BarbriSFCourseDetails

Course Details

This CLE course will instruct bankruptcy attorneys about creating and opposing "cram-up" Chapter 11 plans under which the plan is accepted by junior creditors and then crammed up on senior objecting creditors.

Faculty

Description

Cram-up is an approach to deal with dissenting secured lenders who prefer a quick sale of assets, sometimes at the expense of most other stakeholders. It usually involves restructuring and reinstating the debt under Bankruptcy Code Section 1124 or providing the "indubitable equivalent" of the lender's claim under Section 1129(b).

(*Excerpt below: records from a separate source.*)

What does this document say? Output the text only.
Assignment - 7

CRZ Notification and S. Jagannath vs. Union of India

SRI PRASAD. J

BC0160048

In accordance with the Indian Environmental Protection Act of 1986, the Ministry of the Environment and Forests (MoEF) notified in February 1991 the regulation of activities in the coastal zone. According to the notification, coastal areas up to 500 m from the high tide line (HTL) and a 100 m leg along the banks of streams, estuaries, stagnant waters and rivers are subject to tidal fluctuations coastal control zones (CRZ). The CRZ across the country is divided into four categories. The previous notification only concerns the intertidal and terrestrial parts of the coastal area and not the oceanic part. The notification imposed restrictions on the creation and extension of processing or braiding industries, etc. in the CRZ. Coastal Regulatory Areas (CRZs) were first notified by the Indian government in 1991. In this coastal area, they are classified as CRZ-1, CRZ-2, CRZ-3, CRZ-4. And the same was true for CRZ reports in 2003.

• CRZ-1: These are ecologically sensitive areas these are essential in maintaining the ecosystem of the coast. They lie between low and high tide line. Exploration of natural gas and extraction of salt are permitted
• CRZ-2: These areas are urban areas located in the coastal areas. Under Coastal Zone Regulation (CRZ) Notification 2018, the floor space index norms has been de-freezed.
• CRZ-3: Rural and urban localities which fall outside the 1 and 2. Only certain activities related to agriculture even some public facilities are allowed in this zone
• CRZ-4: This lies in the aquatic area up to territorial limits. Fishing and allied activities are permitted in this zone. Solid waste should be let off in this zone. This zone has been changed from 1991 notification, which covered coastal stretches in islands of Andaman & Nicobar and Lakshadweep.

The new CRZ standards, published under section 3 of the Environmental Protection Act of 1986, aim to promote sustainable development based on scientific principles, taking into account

Strategies to pursue and timing depend on many factors, such as the general economic environment, interest rates, the debtor's/borrower's covenant package, and what type of defaults exist. The parties often vigorously litigate the existence of any non-curable defaults unrelated to the borrower's financial conditions.

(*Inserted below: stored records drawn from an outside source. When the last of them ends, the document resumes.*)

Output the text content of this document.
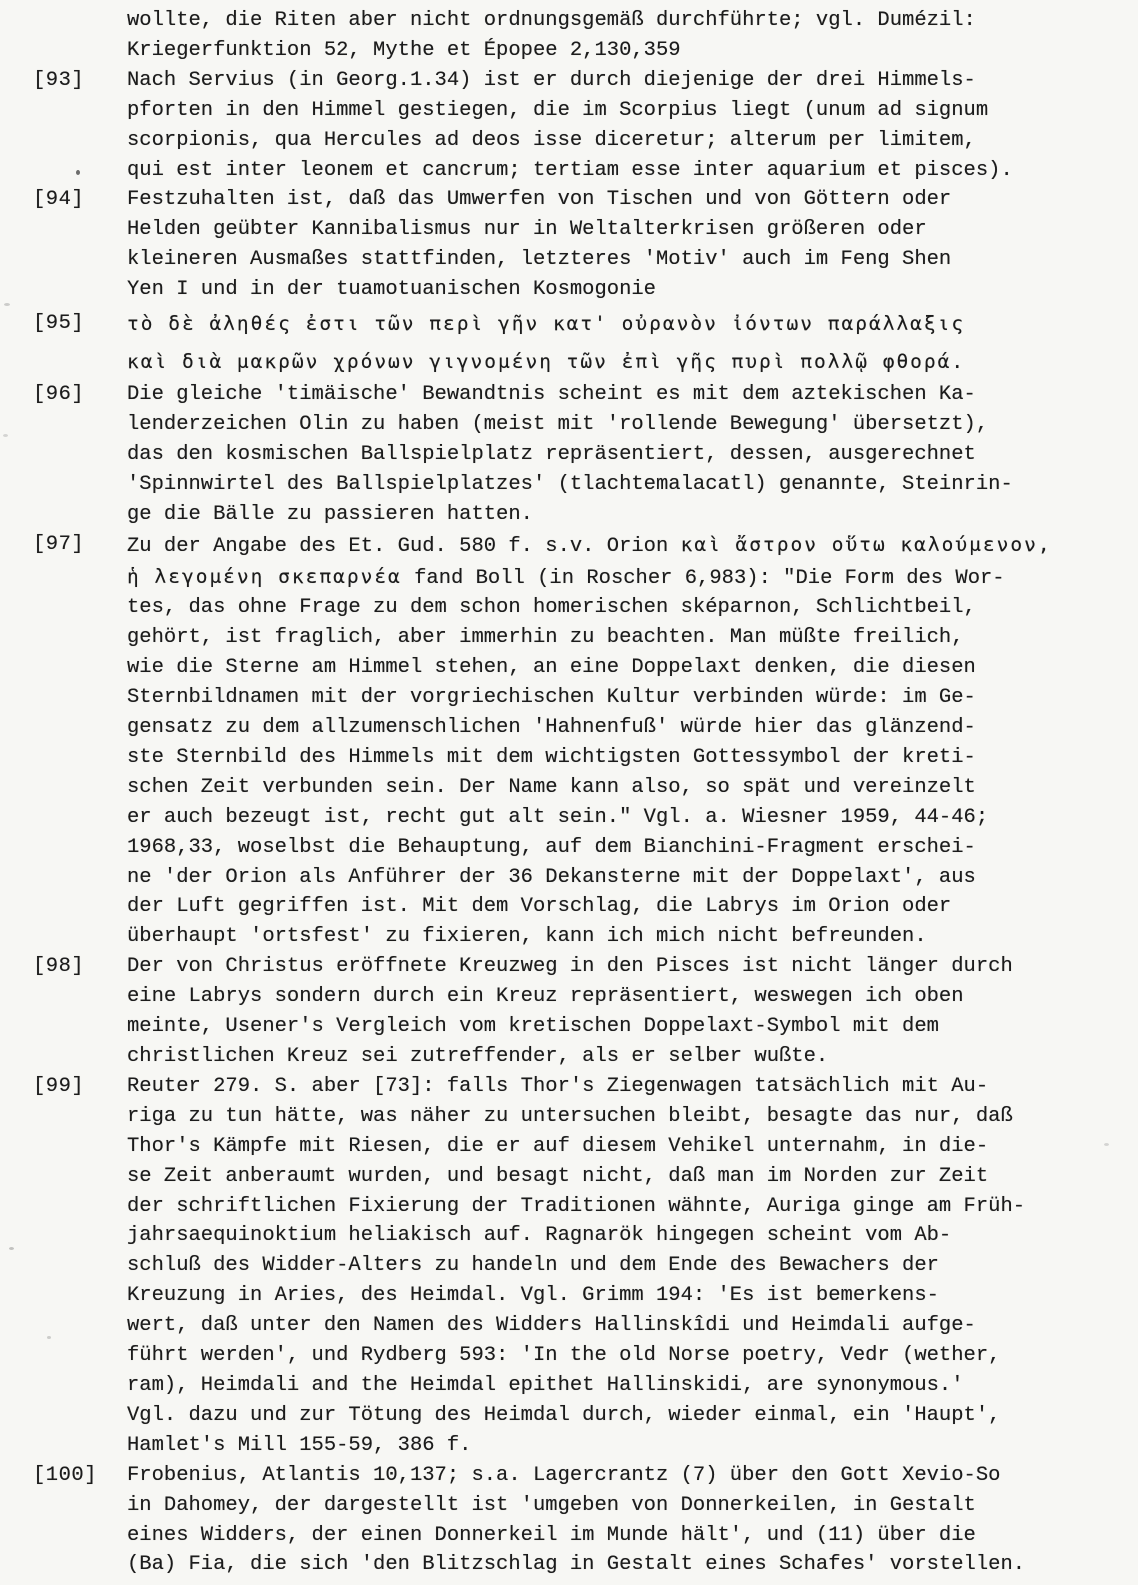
wollte, die Riten aber nicht ordnungsgemäß durchführte; vgl. Dumézil:
Kriegerfunktion 52, Mythe et Épopee 2,130,359
[93]	Nach Servius (in Georg.1.34) ist er durch diejenige der drei Himmels-
pforten in den Himmel gestiegen, die im Scorpius liegt (unum ad signum
scorpionis, qua Hercules ad deos isse diceretur; alterum per limitem,
qui est inter leonem et cancrum; tertiam esse inter aquarium et pisces).
[94]	Festzuhalten ist, daß das Umwerfen von Tischen und von Göttern oder
Helden geübter Kannibalismus nur in Weltalterkrisen größeren oder
kleineren Ausmaßes stattfinden, letzteres 'Motiv' auch im Feng Shen
Yen I und in der tuamotuanischen Kosmogonie
[95]	τὸ δὲ ἀληθές ἐστι τῶν περὶ γῆν κατ' οὐρανὸν ἰόντων παράλλαξις
καὶ διὰ μακρῶν χρόνων γιγνομένη τῶν ἐπὶ γῆς πυρὶ πολλῷ φθορά.
[96]	Die gleiche 'timäische' Bewandtnis scheint es mit dem aztekischen Ka-
lenderzeichen Olin zu haben (meist mit 'rollende Bewegung' übersetzt),
das den kosmischen Ballspielplatz repräsentiert, dessen, ausgerechnet
'Spinnwirtel des Ballspielplatzes' (tlachtemalacatl) genannte, Steinrin-
ge die Bälle zu passieren hatten.
[97]	Zu der Angabe des Et. Gud. 580 f. s.v. Orion καὶ ἄστρον οὕτω καλούμενον,
ἡ λεγομένη σκεπαρνέα fand Boll (in Roscher 6,983): "Die Form des Wor-
tes, das ohne Frage zu dem schon homerischen sképarnon, Schlichtbeil,
gehört, ist fraglich, aber immerhin zu beachten. Man müßte freilich,
wie die Sterne am Himmel stehen, an eine Doppelaxt denken, die diesen
Sternbildnamen mit der vorgriechischen Kultur verbinden würde: im Ge-
gensatz zu dem allzumenschlichen 'Hahnenfuß' würde hier das glänzend-
ste Sternbild des Himmels mit dem wichtigsten Gottessymbol der kreti-
schen Zeit verbunden sein. Der Name kann also, so spät und vereinzelt
er auch bezeugt ist, recht gut alt sein." Vgl. a. Wiesner 1959, 44-46;
1968,33, woselbst die Behauptung, auf dem Bianchini-Fragment erschei-
ne 'der Orion als Anführer der 36 Dekansterne mit der Doppelaxt', aus
der Luft gegriffen ist. Mit dem Vorschlag, die Labrys im Orion oder
überhaupt 'ortsfest' zu fixieren, kann ich mich nicht befreunden.
[98]	Der von Christus eröffnete Kreuzweg in den Pisces ist nicht länger durch
eine Labrys sondern durch ein Kreuz repräsentiert, weswegen ich oben
meinte, Usener's Vergleich vom kretischen Doppelaxt-Symbol mit dem
christlichen Kreuz sei zutreffender, als er selber wußte.
[99]	Reuter 279. S. aber [73]: falls Thor's Ziegenwagen tatsächlich mit Au-
riga zu tun hätte, was näher zu untersuchen bleibt, besagte das nur, daß
Thor's Kämpfe mit Riesen, die er auf diesem Vehikel unternahm, in die-
se Zeit anberaumt wurden, und besagt nicht, daß man im Norden zur Zeit
der schriftlichen Fixierung der Traditionen wähnte, Auriga ginge am Früh-
jahrsaequinoktium heliakisch auf. Ragnarök hingegen scheint vom Ab-
schluß des Widder-Alters zu handeln und dem Ende des Bewachers der
Kreuzung in Aries, des Heimdal. Vgl. Grimm 194: 'Es ist bemerkens-
wert, daß unter den Namen des Widders Hallinskîdi und Heimdali aufge-
führt werden', und Rydberg 593: 'In the old Norse poetry, Vedr (wether,
ram), Heimdali and the Heimdal epithet Hallinskidi, are synonymous.'
Vgl. dazu und zur Tötung des Heimdal durch, wieder einmal, ein 'Haupt',
Hamlet's Mill 155-59, 386 f.
[100]	Frobenius, Atlantis 10,137; s.a. Lagercrantz (7) über den Gott Xevio-So
in Dahomey, der dargestellt ist 'umgeben von Donnerkeilen, in Gestalt
eines Widders, der einen Donnerkeil im Munde hält', und (11) über die
(Ba) Fia, die sich 'den Blitzschlag in Gestalt eines Schafes' vorstellen.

Listen as this panel of experienced bankruptcy attorneys discusses the strategies and the mechanics of cram-up in Chapter 11 and recent cases using this strategy.

Outline

  1. Cramdown vs. cram-up
  2. Relevant Bankruptcy Code provisions
  3. Terms of cram-up plans
  4. How to determine if cram-up is feasible
  5. Recent cases

Benefits

The panel will review these and other significant issues:

  • What are the best ways to plan for cram-up before filing?
  • What covenants may make it impossible to effect cram-up?
  • What constitutes the "indubitable equivalent" of a creditor's interests?